Une étude révèle le nombre réel de pets quotidiens chez les adultes en bonne santé
La survenue de gaz intestinaux, ou flatulences, chez des adultes en bonne santé a fait l’objet d’une nouvelle étude approfondie menée par des chercheurs de l’Université du Maryland, aux États-Unis. L’équipe a décidé d’explorer cette question non seulement par curiosité, mais aussi en raison de sa pertinence scientifique pour comprendre la santé intestinale.
Le volume et la constance de l’élimination des gaz fournissent des informations importantes sur la manière dont les bactéries présentes dans l’intestin traitent les glucides qui restent après la digestion. Avec les nouvelles données de 32 émissions quotidiennes, les médecins disposent désormais d’une valeur de référence plus précise pour interpréter l’activité microbienne, ce qui pourrait potentiellement faciliter les diagnostics futurs.
Jusque-là, obtenir des données fiables sur cette fonction corporelle représentait un défi, car les professionnels de la santé dépendaient de la mémoire et des rapports des patients, ce qui pouvait entraîner des décomptes inexacts.
L’innovation majeure de la recherche est la création d’un « capteur » d’hydrogène discrètement intégré aux sous-vêtements, fonctionnant de manière similaire à un glucomètre en continu, mais en se concentrant sur la détection des gaz. L’appareil a démontré une précision impressionnante de 94,7 % dans l’identification des émissions produites par le microbiome intestinal.
Les résultats préliminaires indiquent que les adultes en bonne santé libèrent en moyenne 32 gaz par jour, un nombre qui fait plus que doubler la moyenne de 14 précédemment enregistrée dans la littérature médicale.
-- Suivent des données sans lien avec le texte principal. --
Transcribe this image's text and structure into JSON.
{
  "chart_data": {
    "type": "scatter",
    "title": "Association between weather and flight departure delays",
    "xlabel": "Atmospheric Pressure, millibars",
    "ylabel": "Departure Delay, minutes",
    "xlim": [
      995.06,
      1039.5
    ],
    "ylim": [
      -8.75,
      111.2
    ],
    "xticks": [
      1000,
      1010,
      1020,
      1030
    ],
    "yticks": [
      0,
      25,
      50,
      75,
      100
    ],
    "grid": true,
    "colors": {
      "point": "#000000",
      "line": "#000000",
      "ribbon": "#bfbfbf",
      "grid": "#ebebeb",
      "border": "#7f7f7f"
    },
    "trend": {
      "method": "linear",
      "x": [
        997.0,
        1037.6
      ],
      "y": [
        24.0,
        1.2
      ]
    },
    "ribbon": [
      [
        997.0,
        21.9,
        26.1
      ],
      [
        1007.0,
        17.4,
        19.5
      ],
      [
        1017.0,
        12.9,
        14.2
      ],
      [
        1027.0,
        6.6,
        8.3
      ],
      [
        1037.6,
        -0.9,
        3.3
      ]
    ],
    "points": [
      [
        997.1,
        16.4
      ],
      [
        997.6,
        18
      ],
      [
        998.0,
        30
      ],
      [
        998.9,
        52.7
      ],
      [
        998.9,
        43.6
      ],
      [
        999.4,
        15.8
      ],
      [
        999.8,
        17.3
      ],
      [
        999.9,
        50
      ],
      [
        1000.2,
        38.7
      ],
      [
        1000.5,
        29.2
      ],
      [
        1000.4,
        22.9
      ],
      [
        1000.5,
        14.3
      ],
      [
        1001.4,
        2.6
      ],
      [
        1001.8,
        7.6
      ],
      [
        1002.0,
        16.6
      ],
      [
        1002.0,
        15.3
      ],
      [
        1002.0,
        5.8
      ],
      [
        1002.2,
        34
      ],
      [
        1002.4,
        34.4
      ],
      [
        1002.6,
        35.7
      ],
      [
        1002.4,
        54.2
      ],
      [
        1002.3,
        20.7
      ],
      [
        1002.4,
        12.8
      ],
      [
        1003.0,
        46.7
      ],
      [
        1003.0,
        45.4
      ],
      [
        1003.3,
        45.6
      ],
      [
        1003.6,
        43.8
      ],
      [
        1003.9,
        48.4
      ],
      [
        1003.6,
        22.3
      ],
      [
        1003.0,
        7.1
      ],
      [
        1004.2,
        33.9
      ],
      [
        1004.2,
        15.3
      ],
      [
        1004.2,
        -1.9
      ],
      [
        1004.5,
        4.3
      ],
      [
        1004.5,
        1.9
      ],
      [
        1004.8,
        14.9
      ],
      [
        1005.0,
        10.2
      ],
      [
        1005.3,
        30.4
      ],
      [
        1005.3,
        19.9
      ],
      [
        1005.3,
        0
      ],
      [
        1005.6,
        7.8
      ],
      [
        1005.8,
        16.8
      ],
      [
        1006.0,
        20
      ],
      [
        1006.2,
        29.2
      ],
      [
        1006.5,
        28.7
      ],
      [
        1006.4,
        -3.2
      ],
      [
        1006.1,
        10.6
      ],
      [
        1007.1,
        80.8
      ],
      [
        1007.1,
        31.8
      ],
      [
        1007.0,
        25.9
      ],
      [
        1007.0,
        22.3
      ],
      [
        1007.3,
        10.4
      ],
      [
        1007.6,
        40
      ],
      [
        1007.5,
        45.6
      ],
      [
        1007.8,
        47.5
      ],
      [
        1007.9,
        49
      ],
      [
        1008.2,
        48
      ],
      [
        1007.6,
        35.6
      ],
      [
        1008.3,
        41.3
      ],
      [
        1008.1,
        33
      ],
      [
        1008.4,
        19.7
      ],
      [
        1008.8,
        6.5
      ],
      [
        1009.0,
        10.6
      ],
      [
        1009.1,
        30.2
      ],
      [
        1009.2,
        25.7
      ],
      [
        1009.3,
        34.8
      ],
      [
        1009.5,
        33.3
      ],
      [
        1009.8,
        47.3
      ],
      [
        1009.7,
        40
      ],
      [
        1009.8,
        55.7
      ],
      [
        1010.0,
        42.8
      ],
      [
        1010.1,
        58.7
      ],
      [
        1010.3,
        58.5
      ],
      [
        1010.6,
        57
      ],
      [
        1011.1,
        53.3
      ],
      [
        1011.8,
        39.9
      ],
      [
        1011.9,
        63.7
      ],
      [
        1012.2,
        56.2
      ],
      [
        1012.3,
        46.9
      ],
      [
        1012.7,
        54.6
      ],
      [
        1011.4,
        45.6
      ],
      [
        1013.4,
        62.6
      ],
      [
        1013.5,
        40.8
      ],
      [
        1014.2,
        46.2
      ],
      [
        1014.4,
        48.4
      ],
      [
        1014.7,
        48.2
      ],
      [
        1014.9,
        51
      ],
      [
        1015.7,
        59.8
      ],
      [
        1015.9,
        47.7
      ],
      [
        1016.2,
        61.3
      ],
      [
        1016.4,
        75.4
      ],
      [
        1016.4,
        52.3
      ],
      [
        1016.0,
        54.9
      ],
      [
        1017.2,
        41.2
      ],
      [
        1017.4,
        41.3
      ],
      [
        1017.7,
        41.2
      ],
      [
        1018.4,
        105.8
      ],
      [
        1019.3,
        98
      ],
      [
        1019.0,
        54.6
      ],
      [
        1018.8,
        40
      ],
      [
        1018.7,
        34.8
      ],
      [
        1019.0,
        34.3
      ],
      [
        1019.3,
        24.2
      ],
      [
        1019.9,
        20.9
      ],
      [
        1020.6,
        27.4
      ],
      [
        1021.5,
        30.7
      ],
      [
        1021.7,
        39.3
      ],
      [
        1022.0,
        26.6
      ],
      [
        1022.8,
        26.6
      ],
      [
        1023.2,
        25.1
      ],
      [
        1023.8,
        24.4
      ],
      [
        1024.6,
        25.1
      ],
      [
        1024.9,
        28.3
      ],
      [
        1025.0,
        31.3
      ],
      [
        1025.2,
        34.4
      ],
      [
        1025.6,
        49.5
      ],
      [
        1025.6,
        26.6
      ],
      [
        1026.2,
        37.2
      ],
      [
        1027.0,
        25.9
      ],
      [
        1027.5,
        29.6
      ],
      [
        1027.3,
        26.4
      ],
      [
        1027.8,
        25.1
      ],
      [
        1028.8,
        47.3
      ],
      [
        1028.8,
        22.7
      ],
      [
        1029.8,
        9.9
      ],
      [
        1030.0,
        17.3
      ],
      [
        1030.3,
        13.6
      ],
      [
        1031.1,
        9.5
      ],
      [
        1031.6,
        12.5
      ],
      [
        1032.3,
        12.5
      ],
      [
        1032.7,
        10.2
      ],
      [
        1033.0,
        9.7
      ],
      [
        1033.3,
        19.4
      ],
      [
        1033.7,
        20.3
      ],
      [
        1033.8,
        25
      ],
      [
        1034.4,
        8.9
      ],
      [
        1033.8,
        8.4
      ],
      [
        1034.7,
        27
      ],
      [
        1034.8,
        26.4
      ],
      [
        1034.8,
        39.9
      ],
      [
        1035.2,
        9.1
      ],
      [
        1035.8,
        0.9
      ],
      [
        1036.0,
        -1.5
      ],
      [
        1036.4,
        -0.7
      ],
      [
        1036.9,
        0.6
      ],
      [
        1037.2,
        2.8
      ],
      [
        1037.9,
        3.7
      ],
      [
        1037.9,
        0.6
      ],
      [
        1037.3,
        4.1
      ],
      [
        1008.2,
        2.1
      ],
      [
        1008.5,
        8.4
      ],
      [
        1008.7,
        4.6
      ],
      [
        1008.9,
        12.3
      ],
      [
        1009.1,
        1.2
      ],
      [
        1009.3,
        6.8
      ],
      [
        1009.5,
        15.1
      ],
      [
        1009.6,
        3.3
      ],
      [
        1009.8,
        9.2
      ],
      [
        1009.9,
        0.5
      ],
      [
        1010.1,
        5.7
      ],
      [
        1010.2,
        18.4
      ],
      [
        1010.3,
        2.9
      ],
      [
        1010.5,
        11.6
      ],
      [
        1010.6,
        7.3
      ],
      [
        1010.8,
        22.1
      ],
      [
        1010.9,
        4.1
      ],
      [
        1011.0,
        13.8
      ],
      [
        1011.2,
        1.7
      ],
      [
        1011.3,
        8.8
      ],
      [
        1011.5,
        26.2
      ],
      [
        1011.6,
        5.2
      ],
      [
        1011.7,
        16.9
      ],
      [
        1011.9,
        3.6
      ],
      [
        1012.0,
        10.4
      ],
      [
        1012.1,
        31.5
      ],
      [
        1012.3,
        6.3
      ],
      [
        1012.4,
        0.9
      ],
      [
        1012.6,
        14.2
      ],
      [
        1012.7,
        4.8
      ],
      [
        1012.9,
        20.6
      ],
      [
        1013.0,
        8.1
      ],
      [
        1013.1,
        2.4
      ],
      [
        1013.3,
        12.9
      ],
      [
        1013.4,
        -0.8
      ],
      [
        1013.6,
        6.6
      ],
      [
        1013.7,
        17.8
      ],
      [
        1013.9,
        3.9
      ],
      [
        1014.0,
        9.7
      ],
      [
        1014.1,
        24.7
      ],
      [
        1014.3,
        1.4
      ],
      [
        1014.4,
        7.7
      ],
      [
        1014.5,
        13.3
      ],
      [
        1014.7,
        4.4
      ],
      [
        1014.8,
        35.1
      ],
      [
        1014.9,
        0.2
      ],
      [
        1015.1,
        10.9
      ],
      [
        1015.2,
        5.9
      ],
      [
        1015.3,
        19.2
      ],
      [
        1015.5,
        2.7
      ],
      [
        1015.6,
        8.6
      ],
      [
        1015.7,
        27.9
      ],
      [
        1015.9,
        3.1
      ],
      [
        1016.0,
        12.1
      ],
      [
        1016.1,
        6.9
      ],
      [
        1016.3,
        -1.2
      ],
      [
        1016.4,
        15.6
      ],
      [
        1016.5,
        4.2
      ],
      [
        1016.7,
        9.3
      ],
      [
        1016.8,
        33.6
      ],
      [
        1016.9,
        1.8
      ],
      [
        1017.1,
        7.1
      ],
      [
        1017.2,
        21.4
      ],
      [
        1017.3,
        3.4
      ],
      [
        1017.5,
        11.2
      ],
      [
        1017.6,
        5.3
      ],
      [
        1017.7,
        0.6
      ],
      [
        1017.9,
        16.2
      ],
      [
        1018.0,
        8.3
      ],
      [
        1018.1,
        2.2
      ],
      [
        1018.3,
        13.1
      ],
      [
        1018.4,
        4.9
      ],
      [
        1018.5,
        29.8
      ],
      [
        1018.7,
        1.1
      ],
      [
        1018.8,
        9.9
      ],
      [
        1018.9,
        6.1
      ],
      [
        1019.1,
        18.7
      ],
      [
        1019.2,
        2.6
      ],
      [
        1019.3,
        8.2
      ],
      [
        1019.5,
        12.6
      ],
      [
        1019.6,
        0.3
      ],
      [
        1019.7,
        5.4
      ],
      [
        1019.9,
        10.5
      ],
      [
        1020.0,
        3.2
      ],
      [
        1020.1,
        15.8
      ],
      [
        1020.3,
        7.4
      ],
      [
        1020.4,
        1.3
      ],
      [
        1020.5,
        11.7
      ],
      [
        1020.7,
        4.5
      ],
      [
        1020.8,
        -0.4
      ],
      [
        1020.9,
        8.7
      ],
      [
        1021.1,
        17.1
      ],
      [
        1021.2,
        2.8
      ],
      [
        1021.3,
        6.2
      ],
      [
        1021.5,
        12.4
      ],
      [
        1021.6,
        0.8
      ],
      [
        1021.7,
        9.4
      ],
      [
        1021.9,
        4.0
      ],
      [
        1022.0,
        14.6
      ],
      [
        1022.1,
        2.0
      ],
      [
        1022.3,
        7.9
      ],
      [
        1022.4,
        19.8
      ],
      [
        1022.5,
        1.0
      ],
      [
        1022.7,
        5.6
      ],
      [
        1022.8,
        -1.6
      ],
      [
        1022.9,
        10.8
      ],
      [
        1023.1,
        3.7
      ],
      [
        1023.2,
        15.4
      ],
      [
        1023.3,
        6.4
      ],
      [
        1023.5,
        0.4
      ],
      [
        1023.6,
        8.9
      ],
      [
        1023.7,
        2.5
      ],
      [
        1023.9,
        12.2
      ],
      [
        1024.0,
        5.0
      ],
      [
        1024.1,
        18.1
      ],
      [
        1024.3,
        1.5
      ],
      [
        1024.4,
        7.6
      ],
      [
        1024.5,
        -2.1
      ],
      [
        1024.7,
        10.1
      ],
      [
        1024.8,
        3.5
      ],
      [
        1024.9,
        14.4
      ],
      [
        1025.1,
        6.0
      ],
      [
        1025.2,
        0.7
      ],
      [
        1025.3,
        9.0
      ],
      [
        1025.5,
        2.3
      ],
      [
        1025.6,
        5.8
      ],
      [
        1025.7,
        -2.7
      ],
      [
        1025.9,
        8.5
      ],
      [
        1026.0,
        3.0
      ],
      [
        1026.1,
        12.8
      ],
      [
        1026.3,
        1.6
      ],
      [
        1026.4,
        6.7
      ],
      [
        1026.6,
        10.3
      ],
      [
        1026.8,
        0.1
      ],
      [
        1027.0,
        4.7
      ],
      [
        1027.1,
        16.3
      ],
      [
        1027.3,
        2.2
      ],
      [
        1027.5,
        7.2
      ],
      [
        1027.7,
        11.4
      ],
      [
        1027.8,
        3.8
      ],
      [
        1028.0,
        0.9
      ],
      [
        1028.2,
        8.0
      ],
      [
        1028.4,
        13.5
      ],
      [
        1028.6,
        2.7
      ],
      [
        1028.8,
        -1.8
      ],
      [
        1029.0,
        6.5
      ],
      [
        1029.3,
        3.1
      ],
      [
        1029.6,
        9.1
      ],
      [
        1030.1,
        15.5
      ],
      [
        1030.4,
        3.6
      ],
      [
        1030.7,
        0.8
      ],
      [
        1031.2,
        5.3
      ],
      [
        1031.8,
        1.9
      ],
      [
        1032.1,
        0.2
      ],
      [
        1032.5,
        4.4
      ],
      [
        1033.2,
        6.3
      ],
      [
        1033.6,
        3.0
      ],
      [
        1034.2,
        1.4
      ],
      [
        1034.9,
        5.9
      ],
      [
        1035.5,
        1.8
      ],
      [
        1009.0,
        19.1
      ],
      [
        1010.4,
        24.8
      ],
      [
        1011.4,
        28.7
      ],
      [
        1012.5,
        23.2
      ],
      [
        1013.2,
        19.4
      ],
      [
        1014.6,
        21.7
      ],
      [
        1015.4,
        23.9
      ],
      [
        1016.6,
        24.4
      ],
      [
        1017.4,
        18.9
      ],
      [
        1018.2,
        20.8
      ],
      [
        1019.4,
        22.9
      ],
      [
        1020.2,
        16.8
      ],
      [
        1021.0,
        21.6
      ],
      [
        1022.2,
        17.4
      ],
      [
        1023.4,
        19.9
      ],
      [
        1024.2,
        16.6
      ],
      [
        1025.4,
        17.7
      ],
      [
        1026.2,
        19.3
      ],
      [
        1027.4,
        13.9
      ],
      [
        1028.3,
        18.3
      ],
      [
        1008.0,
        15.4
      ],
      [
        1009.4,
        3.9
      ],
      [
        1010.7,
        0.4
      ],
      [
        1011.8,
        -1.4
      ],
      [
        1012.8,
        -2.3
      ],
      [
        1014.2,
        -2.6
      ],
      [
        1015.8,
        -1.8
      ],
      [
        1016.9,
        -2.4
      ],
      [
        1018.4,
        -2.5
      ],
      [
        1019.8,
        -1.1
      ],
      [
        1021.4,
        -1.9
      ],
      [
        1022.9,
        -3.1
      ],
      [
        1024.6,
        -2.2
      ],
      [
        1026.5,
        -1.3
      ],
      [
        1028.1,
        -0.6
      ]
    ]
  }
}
Cependant, la recherche a observé des variations individuelles considérables, certains participants n’enregistrant que quatre émissions quotidiennes, tandis que d’autres en atteignaient 59.

Sur la base de ces résultats, les scientifiques ont classé les individus en trois catégories distinctes :
- Les « digesteurs zen », qui consomment de grandes quantités de fibres (entre 25 et 38 grammes par jour) et produisent très peu de gaz, contribuent à comprendre l’adaptation du microbiome aux alimentations riches en fibres.
- Les « hyperproducteurs d’hydrogène », dont les cas peuvent révéler les mécanismes à l’origine de flatulences excessives.
- « Les gens normaux », qui se situent à un niveau intermédiaire entre les deux groupes précédents.
Les phases initiales de l’étude impliquaient la participation de 19 à 38 adultes aux États-Unis, qui portaient le capteur d’hydrogène pendant une semaine.
L’équipe de recherche envisage désormais d’élargir le projet, en recrutant autant de volontaires que possible pour compiler le premier « atlas des pets humains », pour l’instant limité au territoire américain.
L’objectif principal est d’établir un niveau de référence pour les flatulences, un niveau qui peut être utilisé dans les évaluations de la santé de la même manière que le taux de cholestérol ou de glycémie.
L’intérêt du public pour la recherche était si fort que l’inscription des nouveaux volontaires a été temporairement suspendue, bien qu’il soit toujours possible de s’inscrire sur une liste d’attente.
Il faudra encore vérifier si un échantillon de participants plus large et plus diversifié confirmera les premiers résultats et quand une initiative d’une telle ampleur pourra être mise en œuvre dans d’autres régions, comme le Brésil.